The scheme’s efficiency has seen some enchancment in recent times, however remains to be a far cry from the lofty targets set by the federal government.
The minimal threshold could possibly be decreased to five grams (value Rs 25,690 at present costs in Delhi) from ten grams now and, within the longer run, to only one gram or much less in phases, sources instructed FE. Last yr, the federal government trimmed the minimal deposit to 10 grams from 30 grams, as the sooner threshold was thought-about too excessive to attract frequent households. But even the present restrict, analysts say, is proving to be restrictive for a lot of in rural India, which accounts for a bulk of the nation’s whole gold holdings, estimated to be at the very least 25,000 tonne, value over $1.6 trillion.
Similarly, individuals wishing to deposit gold as much as 50-100 grams every in banks is probably not requested any query by the taxman.
These are among the many proposals being thought-about by the federal government earlier than it finalises the subsequent set of modifications to the GMS to spice up mop-up below the scheme and discourage imports of the dear steel.
Of course, a few of these proposals had been mentioned earlier than the federal government notified the final set of modifications to the GMS in April 2021. Although they weren’t a part of the modifications then, a few of these are nonetheless being deliberated on, mentioned one of many sources.
The recent push for monetisation comes at a time when gold imports, having remained subdued for some years, jumped 33.4% in FY22 from a yr earlier than to $46.2 billion, reviving fears of an extra spurt within the present fiscal as properly in mild of elevated retail inflation.

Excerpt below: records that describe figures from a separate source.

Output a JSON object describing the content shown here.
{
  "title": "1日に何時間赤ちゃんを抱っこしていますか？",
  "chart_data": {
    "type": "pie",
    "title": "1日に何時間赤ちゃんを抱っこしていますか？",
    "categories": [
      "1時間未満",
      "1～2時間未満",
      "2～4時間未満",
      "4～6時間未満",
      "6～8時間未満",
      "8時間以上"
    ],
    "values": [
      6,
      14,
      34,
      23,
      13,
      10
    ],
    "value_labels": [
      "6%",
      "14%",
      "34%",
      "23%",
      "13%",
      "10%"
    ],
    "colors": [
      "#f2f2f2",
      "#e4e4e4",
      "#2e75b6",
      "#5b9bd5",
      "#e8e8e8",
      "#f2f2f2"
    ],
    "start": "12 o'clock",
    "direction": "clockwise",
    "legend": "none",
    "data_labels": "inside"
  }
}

“The proposals for the next round of changes to make the GMS more attractive are being discussed. A final decision will be taken by the finance ministry in due course,” a senior authorities official mentioned.

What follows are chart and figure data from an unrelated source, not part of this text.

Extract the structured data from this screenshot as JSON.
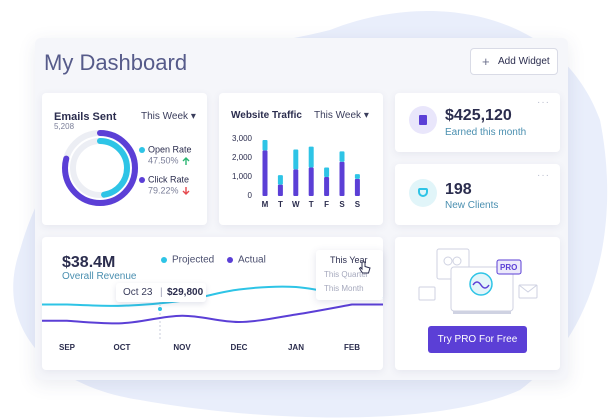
{
  "header": {
    "title": "My Dashboard",
    "button": "Add Widget"
  },
  "emails": {
    "title": "Emails Sent",
    "total": "5,208",
    "period": "This Week",
    "chart": {
      "type": "donut",
      "categories": [
        "Open Rate",
        "Click Rate"
      ],
      "values": [
        47.5,
        79.22
      ],
      "value_labels": [
        "47.50%",
        "79.22%"
      ],
      "colors": [
        "#2ec4e6",
        "#5b3fd6"
      ]
    }
  },
  "traffic": {
    "title": "Website Traffic",
    "period": "This Week",
    "chart": {
      "type": "bar",
      "stacked": true,
      "categories": [
        "M",
        "T",
        "W",
        "T",
        "F",
        "S",
        "S"
      ],
      "series": [
        {
          "color": "#5b3fd6",
          "values": [
            2400,
            600,
            1400,
            1500,
            1000,
            1800,
            900
          ]
        },
        {
          "color": "#2ec4e6",
          "values": [
            550,
            500,
            1050,
            1100,
            500,
            550,
            250
          ]
        }
      ],
      "ylim": [
        0,
        3000
      ],
      "yticks": [
        0,
        {
          "value": 1000,
          "label": "1,000"
        },
        {
          "value": 2000,
          "label": "2,000"
        },
        {
          "value": 3000,
          "label": "3,000"
        }
      ]
    }
  },
  "earnings": {
    "value": "$425,120",
    "label": "Earned this month"
  },
  "clients": {
    "value": 198,
    "label": "New Clients"
  },
  "revenue": {
    "value": "$38.4M",
    "label": "Overall Revenue",
    "period_options": [
      "This Year",
      "This Quarter",
      "This Month"
    ],
    "chart": {
      "type": "line",
      "categories": [
        "SEP",
        "OCT",
        "NOV",
        "DEC",
        "JAN",
        "FEB"
      ],
      "series": [
        {
          "name": "Projected",
          "color": "#2ec4e6",
          "values": [
            30000,
            29000,
            33000,
            42000,
            44000,
            36000
          ]
        },
        {
          "name": "Actual",
          "color": "#5b3fd6",
          "values": [
            17000,
            15000,
            21000,
            16000,
            22000,
            30000
          ]
        }
      ],
      "ylim": [
        0,
        60000
      ],
      "annotation": {
        "date": "Oct 23",
        "value": "$29,800"
      }
    }
  },
  "pro": {
    "badge": "PRO",
    "button": "Try PRO For Free"
  }
}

A senior business government steered that the present coverage focus might be on bolstering infrastructure (testing and melting centres, and so on) in rural areas, other than enterprise an enormous marketing campaign, led by banks, to advertise the GMS. “Once this is done, there should be targeted focus on wooing temple trusts which are sitting on huge amount of gold. But for this, the tax department should also clearly state that they won’t ask questions about the source of gold or seek to unduly probe the accounts of the trustees and others following the deposits,” he added.

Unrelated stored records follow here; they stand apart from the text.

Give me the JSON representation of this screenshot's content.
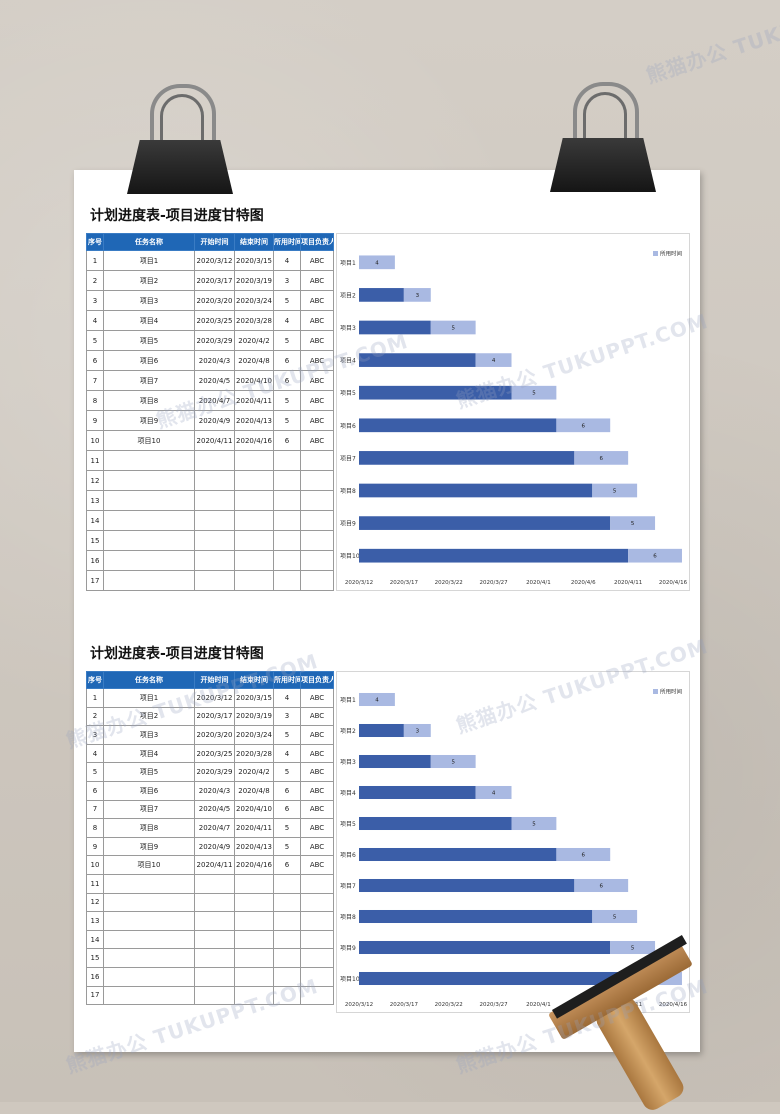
{
  "title": "计划进度表-项目进度甘特图",
  "table": {
    "headers": [
      "序号",
      "任务名称",
      "开始时间",
      "结束时间",
      "所用时间",
      "项目负责人"
    ],
    "rows": [
      [
        "1",
        "项目1",
        "2020/3/12",
        "2020/3/15",
        "4",
        "ABC"
      ],
      [
        "2",
        "项目2",
        "2020/3/17",
        "2020/3/19",
        "3",
        "ABC"
      ],
      [
        "3",
        "项目3",
        "2020/3/20",
        "2020/3/24",
        "5",
        "ABC"
      ],
      [
        "4",
        "项目4",
        "2020/3/25",
        "2020/3/28",
        "4",
        "ABC"
      ],
      [
        "5",
        "项目5",
        "2020/3/29",
        "2020/4/2",
        "5",
        "ABC"
      ],
      [
        "6",
        "项目6",
        "2020/4/3",
        "2020/4/8",
        "6",
        "ABC"
      ],
      [
        "7",
        "项目7",
        "2020/4/5",
        "2020/4/10",
        "6",
        "ABC"
      ],
      [
        "8",
        "项目8",
        "2020/4/7",
        "2020/4/11",
        "5",
        "ABC"
      ],
      [
        "9",
        "项目9",
        "2020/4/9",
        "2020/4/13",
        "5",
        "ABC"
      ],
      [
        "10",
        "项目10",
        "2020/4/11",
        "2020/4/16",
        "6",
        "ABC"
      ],
      [
        "11",
        "",
        "",
        "",
        "",
        ""
      ],
      [
        "12",
        "",
        "",
        "",
        "",
        ""
      ],
      [
        "13",
        "",
        "",
        "",
        "",
        ""
      ],
      [
        "14",
        "",
        "",
        "",
        "",
        ""
      ],
      [
        "15",
        "",
        "",
        "",
        "",
        ""
      ],
      [
        "16",
        "",
        "",
        "",
        "",
        ""
      ],
      [
        "17",
        "",
        "",
        "",
        "",
        ""
      ]
    ]
  },
  "watermark": "熊猫办公 TUKUPPT.COM",
  "colors": {
    "header": "#1f67b6",
    "bar_dark": "#3b5ea8",
    "bar_light": "#a9b9e2"
  },
  "chart_data": {
    "type": "bar",
    "orientation": "horizontal-stacked",
    "categories": [
      "项目1",
      "项目2",
      "项目3",
      "项目4",
      "项目5",
      "项目6",
      "项目7",
      "项目8",
      "项目9",
      "项目10"
    ],
    "series": [
      {
        "values": [
          "2020/3/12",
          "2020/3/17",
          "2020/3/20",
          "2020/3/25",
          "2020/3/29",
          "2020/4/3",
          "2020/4/5",
          "2020/4/7",
          "2020/4/9",
          "2020/4/11"
        ]
      },
      {
        "name": "所用时间",
        "values": [
          4,
          3,
          5,
          4,
          5,
          6,
          6,
          5,
          5,
          6
        ]
      }
    ],
    "x_ticks": [
      "2020/3/12",
      "2020/3/17",
      "2020/3/22",
      "2020/3/27",
      "2020/4/1",
      "2020/4/6",
      "2020/4/11",
      "2020/4/16"
    ],
    "xlim": [
      "2020/3/12",
      "2020/4/16"
    ],
    "legend": "top-right"
  }
}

Just earlier than the Covid outbreak in 2020, the federal government had garnered solely 21 tonne of gold by way of the monetisation scheme in over 4 years since its inception. The sovereign gold bond programme had witnessed a larger mop-up till then, equal of about 30 tonne of the dear steel. Both had been launched in November 2015 by Prime Minister Narendra Modi to discourage gold imports to curb their debilitating impression on commerce and present account steadiness.
While the GMS is aimed toward tapping family shares, by way of gold bonds, the federal government desires to wean away traders from the purchases of the bodily steel to “paper gold”.
During the pandemic, the gold bonds turned extra enticing than another asset lessons. In August 2021, finance minister Nirmala Sitharaman instructed Parliament that the federal government had collected Rs 31,290 crore (equal of over 61 tonne of gold at Saturday’s value) from the bond scheme since its launch. Still, the mixed collections from the gold schemes symbolize solely a tiny fraction of the nation’s consumption throughout this era. India’s gold demand in a traditional yr stands at 700-800 tonne.
The annual rate of interest on gold parked with banks below current GMS is as much as 2.5% (which varies, relying on the tenure of deposits).Currently, a restricted variety of assortment and purity testing centres (and their lack of desired effectivity), extra so in rural areas, and the unwillingness of housewives to get jewelleries melted in order that these will be deposited have dented the enchantment of the gold monetisation scheme. With renewed push, although, the mop-up below the monetisation scheme can go up, analysts have mentioned.
Nevertheless, the present GMS has witnessed a marked enchancment upon an earlier one below which the federal government had garnered solely two tonne of gold between 1999 and 2015.